Taliban could undo advances made in Afghanistan women's rights: US report
May 06, 2021
Washington [US], May 6 : The withdrawal of US and international forces from Afghanistan, which is set to be completed by September 2021, has raised fears that return of Taliban rule would risk undoing the gains made in women's rights.
According to Business Recorder, the two-page National Intelligence Council declassified document states: "The Taliban remains broadly consistent in its restrictive approach to women's rights and would roll back much of the past two decades' progress if the group regained national power."
Taliban's views have not changed since their time in power between 1996 and the US military's 2001 intervention.
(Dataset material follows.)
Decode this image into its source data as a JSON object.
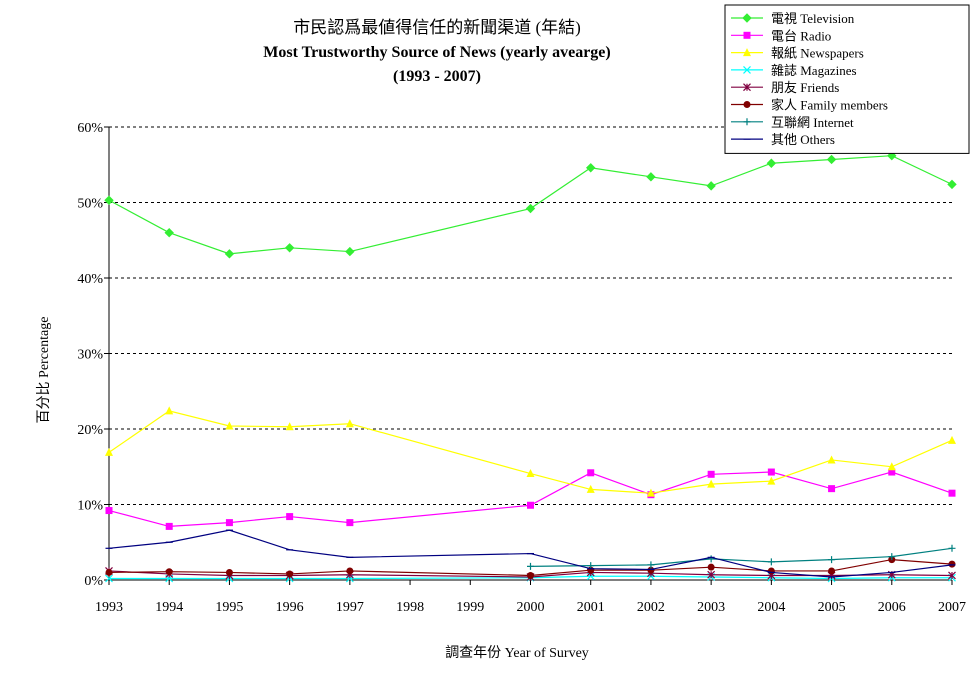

At that time, the Taliban imposed their fundamentalist view of religion by prohibiting women from studying or working.
The report further notes that the group has seen little change in its leadership, remains "inflexible" in negotiations and "enforces strict social constraints in areas that it already controls.
Some group leaders have made public commitments to respecting women's rights, but only as a condition of the Taliban's fundamentalist interpretation of Sharia law, or Islamic law, according to the report.
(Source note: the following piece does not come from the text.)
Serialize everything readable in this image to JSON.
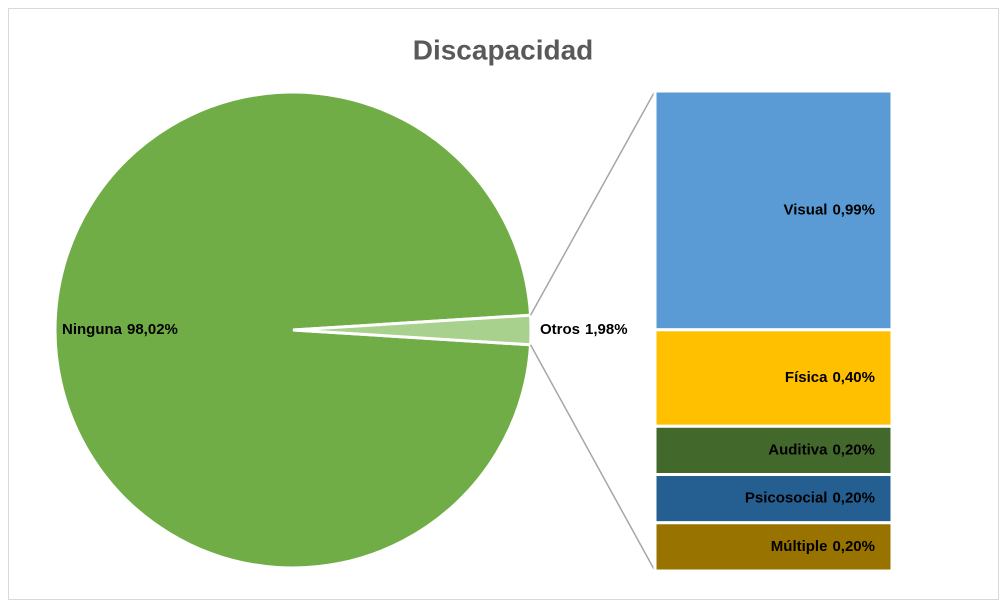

"If the Taliban were again Afghanistan's dominant power, we assess that any prospect for moderating the group's policies toward women would lie with ethnic minorities' ability to maintain local variation and technological development," the report said, referring to the greater exposure to the world Afghans have gotten due to cell phones.
According to the report authors, the progress of the last 20 years is fragile and imbalanced, and depends heavily on international pressure, suggesting that such development would be "at risk" after the withdrawal of foreign forces, "even without Taliban efforts to reverse it."